In times like these we start from a place we had no idea even existed.  This is the definition of the word Chaos.  That which gives birth to new things, ideas, and events. If you were not surprised it would not be chaotic.  Think of this: if you look down and there is a path, someone else put it there.  If it is hard surfaced, then many have traveled that path before you.  It could be the path of education, the military, or work.  If it is less traveled there is a more specific version but still a path that was made by others.  When you are dropped into the swamp or jungle by a catastrophe, there is no path.  You are blinded by the events that brought this about, but still, here is where you are. Chaos.  Perhaps it was the plane crash into the jungle, or the car that broke down unexpectedly in the desert.  Perhaps it was the change in the weather while you were climbing up the peak of the hill in the park and the cold and the rain changed a short walk into a dangerous event.  More than likely, it was the Dr that is telling you a bad diagnosis.  Perhaps your accountant is explaining that you are in debt because your partner stole your money.  The list is endless and specific to you.  It is like there is a flight to the most feared thing that could happen, and then it does.  And there is no path and staying put is not an option.

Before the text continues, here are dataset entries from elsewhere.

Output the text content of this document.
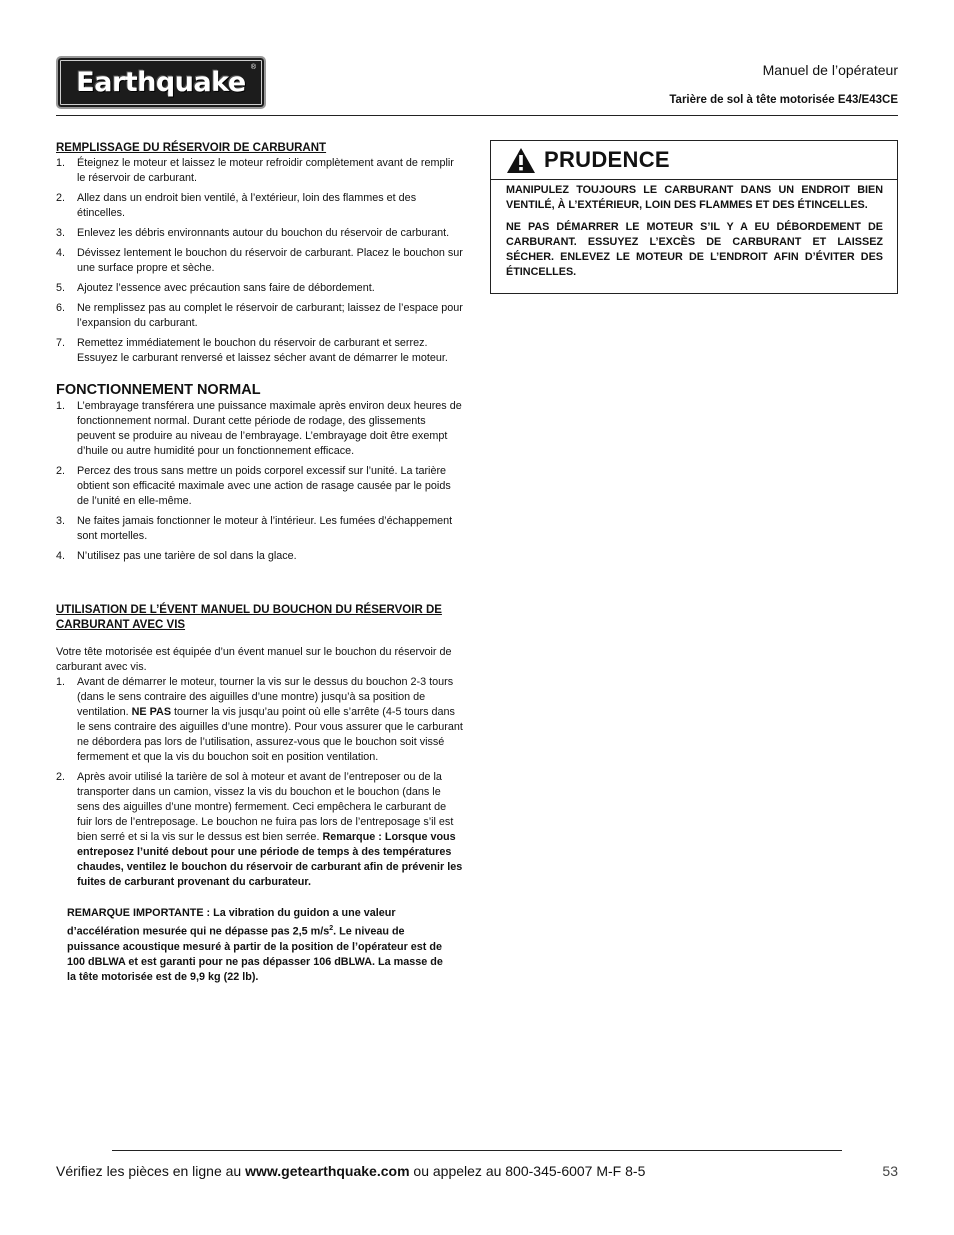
Earthquake ®	Manuel de l’opérateur
Tarière de sol à tête motorisée E43/E43CE
REMPLISSAGE DU RÉSERVOIR DE CARBURANT
1.	Éteignez le moteur et laissez le moteur refroidir complètement avant de remplir le réservoir de carburant.
2.	Allez dans un endroit bien ventilé, à l’extérieur, loin des flammes et des étincelles.
3.	Enlevez les débris environnants autour du bouchon du réservoir de carburant.
4.	Dévissez lentement le bouchon du réservoir de carburant. Placez le bouchon sur une surface propre et sèche.
5.	Ajoutez l’essence avec précaution sans faire de débordement.
6.	Ne remplissez pas au complet le réservoir de carburant; laissez de l’espace pour l’expansion du carburant.
7.	Remettez immédiatement le bouchon du réservoir de carburant et serrez. Essuyez le carburant renversé et laissez sécher avant de démarrer le moteur.
FONCTIONNEMENT NORMAL
1.	L’embrayage transférera une puissance maximale après environ deux heures de fonctionnement normal. Durant cette période de rodage, des glissements peuvent se produire au niveau de l’embrayage. L’embrayage doit être exempt d’huile ou autre humidité pour un fonctionnement efficace.
2.	Percez des trous sans mettre un poids corporel excessif sur l’unité. La tarière obtient son efficacité maximale avec une action de rasage causée par le poids de l’unité en elle-même.
3.	Ne faites jamais fonctionner le moteur à l’intérieur. Les fumées d’échappement sont mortelles.
4.	N’utilisez pas une tarière de sol dans la glace.
UTILISATION DE L’ÉVENT MANUEL DU BOUCHON DU RÉSERVOIR DE CARBURANT AVEC VIS
Votre tête motorisée est équipée d’un évent manuel sur le bouchon du réservoir de carburant avec vis.
1.	Avant de démarrer le moteur, tourner la vis sur le dessus du bouchon 2-3 tours (dans le sens contraire des aiguilles d’une montre) jusqu’à sa position de ventilation. NE PAS tourner la vis jusqu’au point où elle s’arrête (4-5 tours dans le sens contraire des aiguilles d’une montre). Pour vous assurer que le carburant ne débordera pas lors de l’utilisation, assurez-vous que le bouchon soit vissé fermement et que la vis du bouchon soit en position ventilation.
2.	Après avoir utilisé la tarière de sol à moteur et avant de l’entreposer ou de la transporter dans un camion, vissez la vis du bouchon et le bouchon (dans le sens des aiguilles d’une montre) fermement. Ceci empêchera le carburant de fuir lors de l’entreposage. Le bouchon ne fuira pas lors de l’entreposage s’il est bien serré et si la vis sur le dessus est bien serrée. Remarque : Lorsque vous entreposez l’unité debout pour une période de temps à des températures chaudes, ventilez le bouchon du réservoir de carburant afin de prévenir les fuites de carburant provenant du carburateur.
REMARQUE IMPORTANTE : La vibration du guidon a une valeur d’accélération mesurée qui ne dépasse pas 2,5 $m/s^2$. Le niveau de puissance acoustique mesuré à partir de la position de l’opérateur est de 100 dBLWA et est garanti pour ne pas dépasser 106 dBLWA. La masse de la tête motorisée est de 9,9 kg (22 lb).
PRUDENCE

MANIPULEZ TOUJOURS LE CARBURANT DANS UN ENDROIT BIEN VENTILÉ, À L’EXTÉRIEUR, LOIN DES FLAMMES ET DES ÉTINCELLES.

NE PAS DÉMARRER LE MOTEUR S’IL Y A EU DÉBORDEMENT DE CARBURANT. ESSUYEZ L’EXCÈS DE CARBURANT ET LAISSEZ SÉCHER. ENLEVEZ LE MOTEUR DE L’ENDROIT AFIN D’ÉVITER DES ÉTINCELLES.

Vérifiez les pièces en ligne au www.getearthquake.com ou appelez au 800-345-6007 M-F 8-5	53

I picked up a hitchhiker one very cold day in January.  While driving him to a place closer to his destination we chatted about many things.  He mentioned that he didn’t sleep soundly and hasn’t for many years.  His reply when I asked was that once he “woke up while he was being stabbed with a knife”… I would guess that would bring some fear of sleeping very soundly to most of us.  That is a path I have not been on.  The need to move and the lack of a path happens to most people, but it may simply be that you didn’t get into the job or school that you wanted and had set your future on. Perhaps it is the funeral of your last child before you turned 50, and now you know there will be no grandchildren and the path you thought would be your future has suddenly become a jungle with things you can’t see hiding in the shadows.

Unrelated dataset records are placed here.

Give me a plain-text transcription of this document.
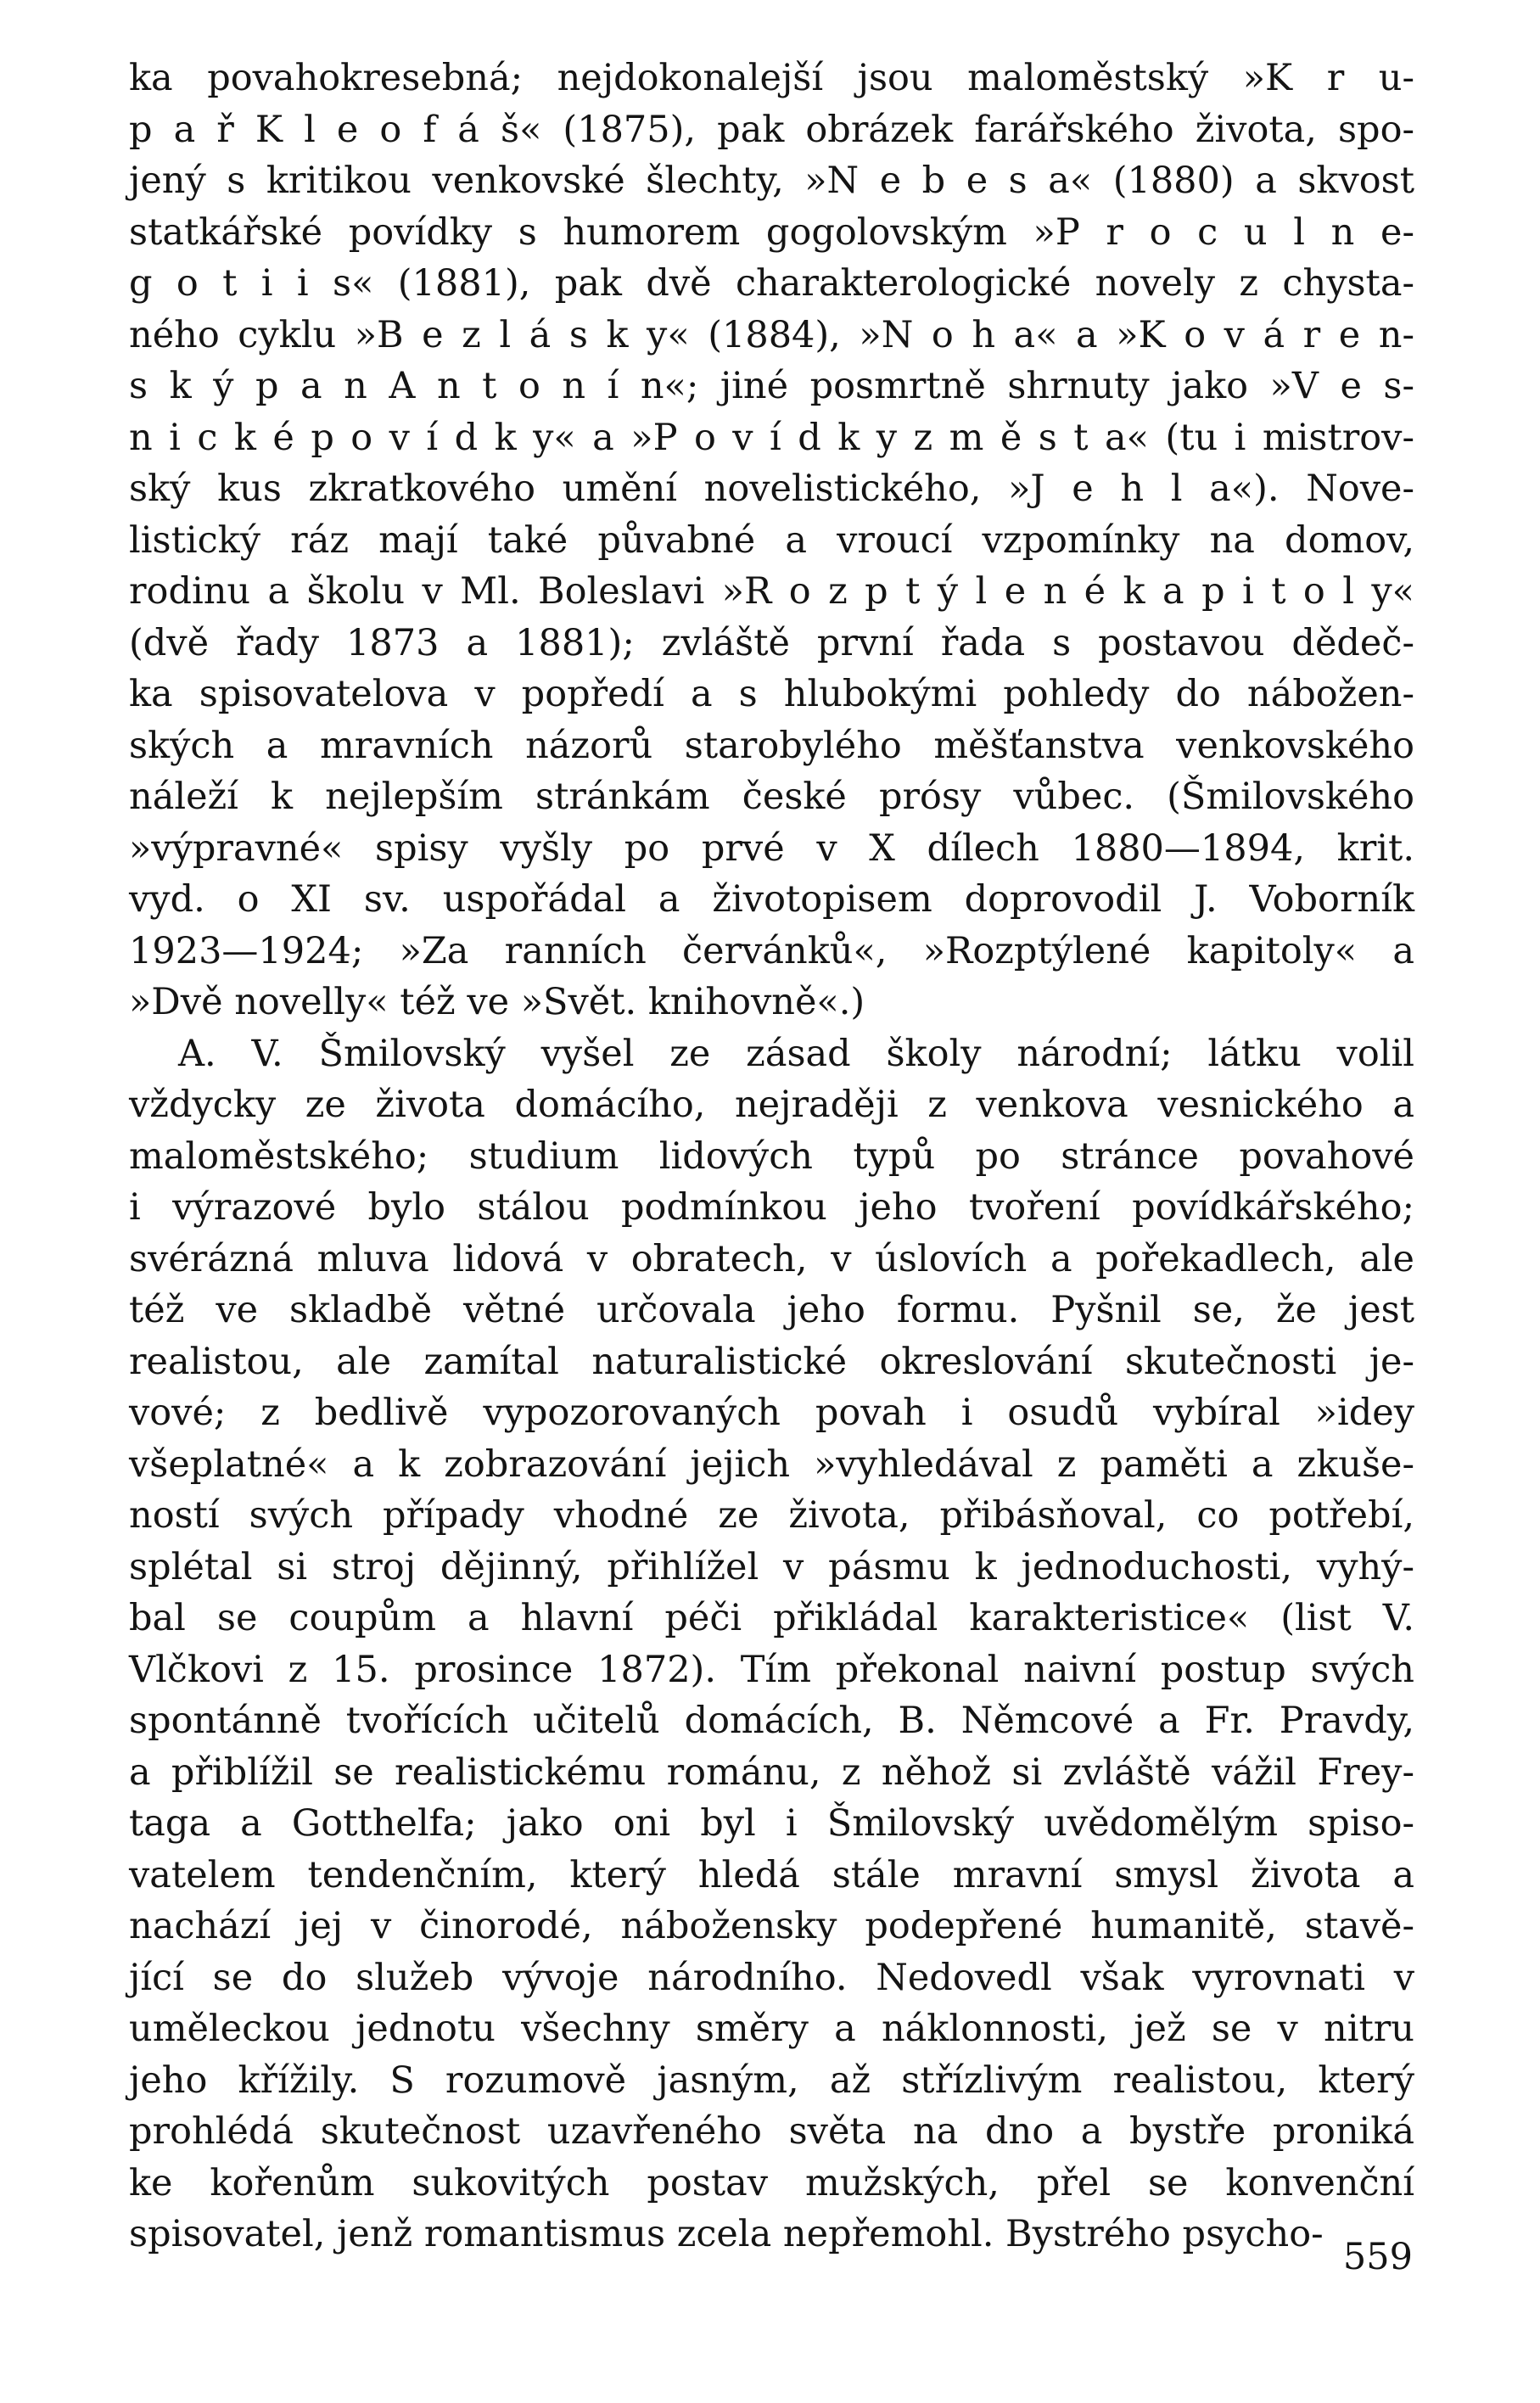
ka povahokresebná; nejdokonalejší jsou maloměstský »K r u-
p a ř K l e o f á š« (1875), pak obrázek farářského života, spo-
jený s kritikou venkovské šlechty, »N e b e s a« (1880) a skvost
statkářské povídky s humorem gogolovským »P r o c u l n e-
g o t i i s« (1881), pak dvě charakterologické novely z chysta-
ného cyklu »B e z l á s k y« (1884), »N o h a« a »K o v á r e n-
s k ý p a n A n t o n í n«; jiné posmrtně shrnuty jako »V e s-
n i c k é p o v í d k y« a »P o v í d k y z m ě s t a« (tu i mistrov-
ský kus zkratkového umění novelistického, »J e h l a«). Nove-
listický ráz mají také půvabné a vroucí vzpomínky na domov,
rodinu a školu v Ml. Boleslavi »R o z p t ý l e n é k a p i t o l y«
(dvě řady 1873 a 1881); zvláště první řada s postavou dědeč-
ka spisovatelova v popředí a s hlubokými pohledy do nábožen-
ských a mravních názorů starobylého měšťanstva venkovského
náleží k nejlepším stránkám české prósy vůbec. (Šmilovského
»výpravné« spisy vyšly po prvé v X dílech 1880—1894, krit.
vyd. o XI sv. uspořádal a životopisem doprovodil J. Voborník
1923—1924; »Za ranních červánků«, »Rozptýlené kapitoly« a
»Dvě novelly« též ve »Svět. knihovně«.)
A. V. Šmilovský vyšel ze zásad školy národní; látku volil
vždycky ze života domácího, nejraději z venkova vesnického a
maloměstského; studium lidových typů po stránce povahové
i výrazové bylo stálou podmínkou jeho tvoření povídkářského;
svérázná mluva lidová v obratech, v úslovích a pořekadlech, ale
též ve skladbě větné určovala jeho formu. Pyšnil se, že jest
realistou, ale zamítal naturalistické okreslování skutečnosti je-
vové; z bedlivě vypozorovaných povah i osudů vybíral »idey
všeplatné« a k zobrazování jejich »vyhledával z paměti a zkuše-
ností svých případy vhodné ze života, přibásňoval, co potřebí,
splétal si stroj dějinný, přihlížel v pásmu k jednoduchosti, vyhý-
bal se coupům a hlavní péči přikládal karakteristice« (list V.
Vlčkovi z 15. prosince 1872). Tím překonal naivní postup svých
spontánně tvořících učitelů domácích, B. Němcové a Fr. Pravdy,
a přiblížil se realistickému románu, z něhož si zvláště vážil Frey-
taga a Gotthelfa; jako oni byl i Šmilovský uvědomělým spiso-
vatelem tendenčním, který hledá stále mravní smysl života a
nachází jej v činorodé, nábožensky podepřené humanitě, stavě-
jící se do služeb vývoje národního. Nedovedl však vyrovnati v
uměleckou jednotu všechny směry a náklonnosti, jež se v nitru
jeho křížily. S rozumově jasným, až střízlivým realistou, který
prohlédá skutečnost uzavřeného světa na dno a bystře proniká
ke kořenům sukovitých postav mužských, přel se konvenční
spisovatel, jenž romantismus zcela nepřemohl. Bystrého psycho-
559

Paralyzed by fear is a horrible place to be.  To be there alone is worse.  Where then, comes hope? This is an interesting thing.  It often comes from the unexpected place.  A voice that is of a different form that you would have guessed.  It comes from an elder or a younger version of wisdom.  The innocence of a child, or the sagacity of the old.  If we will stop the screaming long enough to hear.  Our voice box may have stopped its noise, but the sound in our heads is still loud.  Constant and piercing.  Cancelling out the voice of calm and reasoned hope.  We are still here.  We are still alive.  In pain, to be sure.  Here still, and able to hear.  It is the best we can do.  It is the best of times, to begin from this point.  Blazing our path forward.  Listen to the small voice inside.


Cut your shirt and put it as a bandana on your forehead and begin to move.  Cut and slash and step forward to repeat the process.  Soon there will be a path forward. One step at a time, in a direction that may not be clear, and may even be in a circle, but here is movement, awareness, purpose.  Keep moving.  Keep track of the pain, lean into it.  Keep it as a memory of your merit and valiant labors, of all that you were called to be a part of.  The telling will come another day, but now it is only to survive.  This is your task.

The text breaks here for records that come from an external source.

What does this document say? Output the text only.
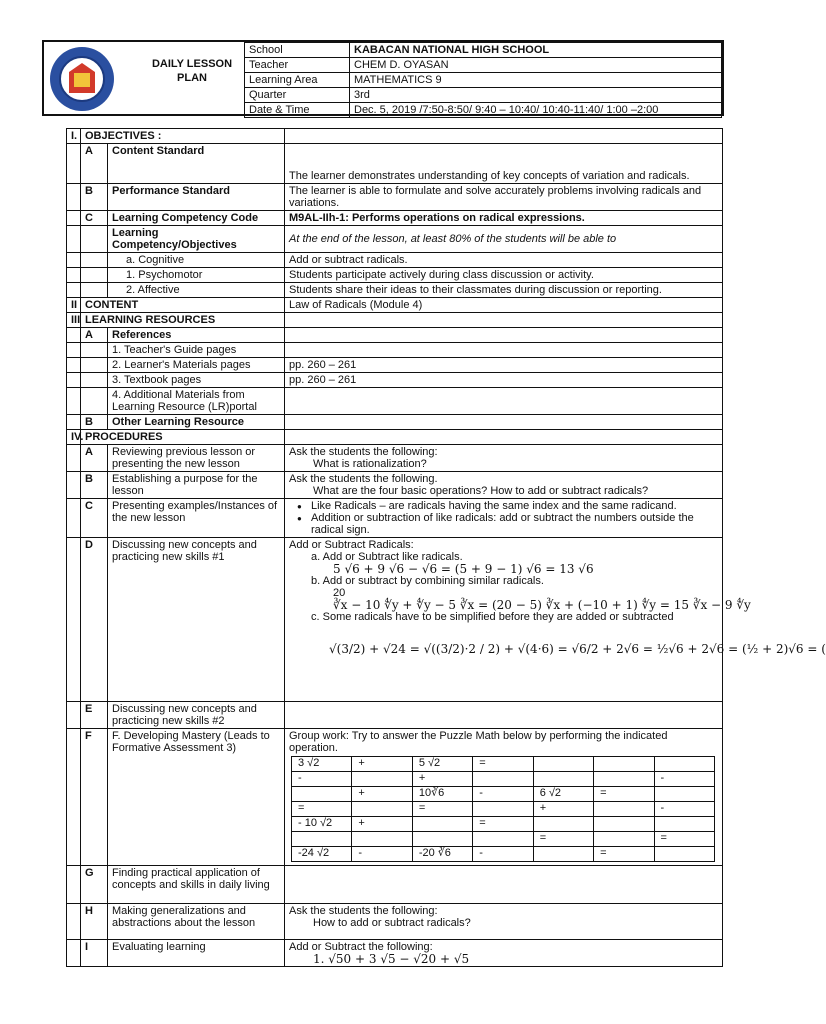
DAILY LESSON
PLAN
School	KABACAN NATIONAL HIGH SCHOOL
Teacher	CHEM D. OYASAN
Learning Area	MATHEMATICS 9
Quarter	3rd
Date & Time	Dec. 5, 2019 /7:50-8:50/ 9:40 – 10:40/ 10:40-11:40/ 1:00 –2:00
I.	OBJECTIVES :	
	A	Content Standard	The learner demonstrates understanding of key concepts of variation and radicals.
	B	Performance Standard	The learner is able to formulate and solve accurately problems involving radicals and variations.
	C	Learning Competency Code	M9AL-IIh-1: Performs operations on radical expressions.
		Learning Competency/Objectives	At the end of the lesson, at least 80% of the students will be able to
		a. Cognitive	Add or subtract radicals.
		1. Psychomotor	Students participate actively during class discussion or activity.
		2. Affective	Students share their ideas to their classmates during discussion or reporting.
II	CONTENT	Law of Radicals (Module 4)
III	LEARNING RESOURCES	
	A	References	
		1. Teacher's Guide pages	
		2. Learner's Materials pages	pp. 260 – 261
		3. Textbook pages	pp. 260 – 261
		4. Additional Materials from Learning Resource (LR)portal	
	B	Other Learning Resource	
IV.	PROCEDURES	
	A	Reviewing previous lesson or presenting the new lesson	Ask the students the following:
What is rationalization?

	B	Establishing a purpose for the lesson	Ask the students the following.
What are the four basic operations? How to add or subtract radicals?

	C	Presenting examples/Instances of the new lesson	
● Like Radicals – are radicals having the same index and the same radicand.
● Addition or subtraction of like radicals: add or subtract the numbers outside the radical sign.

	D	Discussing new concepts and practicing new skills #1	Add or Subtract Radicals:
a. Add or Subtract like radicals.
5 √6 + 9 √6 − √6 = (5 + 9 − 1) √6 = 13 √6
b. Add or subtract by combining similar radicals.
20
∛x − 10 ∜y + ∜y − 5 ∛x = (20 − 5) ∛x + (−10 + 1) ∜y = 15 ∛x − 9 ∜y
c. Some radicals have to be simplified before they are added or subtracted
√(3/2) + √24 = √((3/2)·2 / 2) + √(4·6) = √6/2 + 2√6 = ½√6 + 2√6 = (½ + 2)√6 = (

	E	Discussing new concepts and practicing new skills #2	
	F	F. Developing Mastery (Leads to Formative Assessment 3)	Group work: Try to answer the Puzzle Math below by performing the indicated operation.
3 √2	+	5 √2	=			
-		+				-
	+	10∛6	-	6 √2	=	
=		=		+		-
- 10 √2	+		=			
				=		=
-24 √2	-	-20 ∛6	-		=	

	G	Finding practical application of concepts and skills in daily living	
	H	Making generalizations and abstractions about the lesson	Ask the students the following:
How to add or subtract radicals?

	I	Evaluating learning	Add or Subtract the following:
1. √50 + 3 √5 − √20 + √5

When the time is found to be the teller of your tale, be willing.  It is in the telling of your story that others can find hope for their time in the desert with no path forward.  Theirs will be their own, different in details, but the same in isolation and struggle, looking outward for the Hope that is within us.  It is that which is the same.  To be found in the way that a chick has to find its own way out of the egg.  It is found in the power of the struggle that we have been given.  Carry on then.  It is the best of times.